Problem 1. was not present before because unicode characters in preprocessor were not supported anyway. This can be fixed separately on a really low priority
Problem 2. this is not related to the preprocessor, but how Java handles invalid unicode characters from 4GL. Can be fixed separately.
Greg, please review 3971a. I tested with a large customer application (with incremental conversion of some files) and it behaves OK.
#6 Updated by Alexandru Lungu 3 months ago
- Assignee set to Alexandru Lungu
- % Done changed from 0 to 50
- Status changed from New to WIP
I talked with Constantin and the fix is good to go. I am merging it now.

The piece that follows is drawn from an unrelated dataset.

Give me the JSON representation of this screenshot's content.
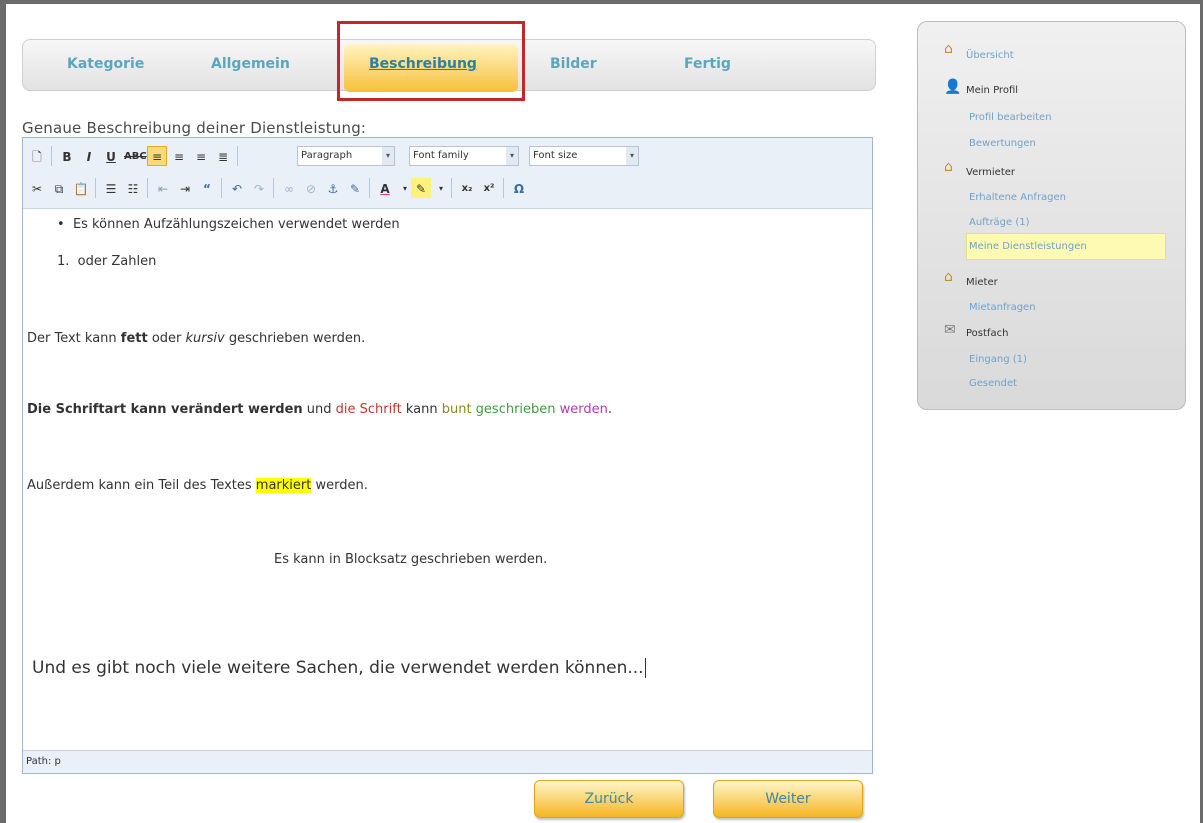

#7 Updated by Alexandru Lungu 3 months ago
3971a was merged to trunk as rev. 15000 and archived.
#8 Updated by Alexandru Lungu 3 months ago
- Status changed from WIP to Review
There was an issue with unicode processing in CASE-WHEN statements:
def var a as char. case a: when '~u00ea' then message "abc". end case.
This is converted in Java as a switch case with \U00EA
case. This is a syntax error. Instead of upper-casing the unicode character, it simply upper-cases the characters of the unicode code.
I fixed this in 3971b by enforcing an if-else structure instead of a switch-case one. The code now converts and compilers properly.
Please review 3971b.
#11 Updated by Alexandru Lungu 3 months ago
- Status changed from Merge Pending to WIP
3971b was merged to trunk as rev. 15004 and archived.
This task will stay open for the \uXXXXXX
cases to be implemented.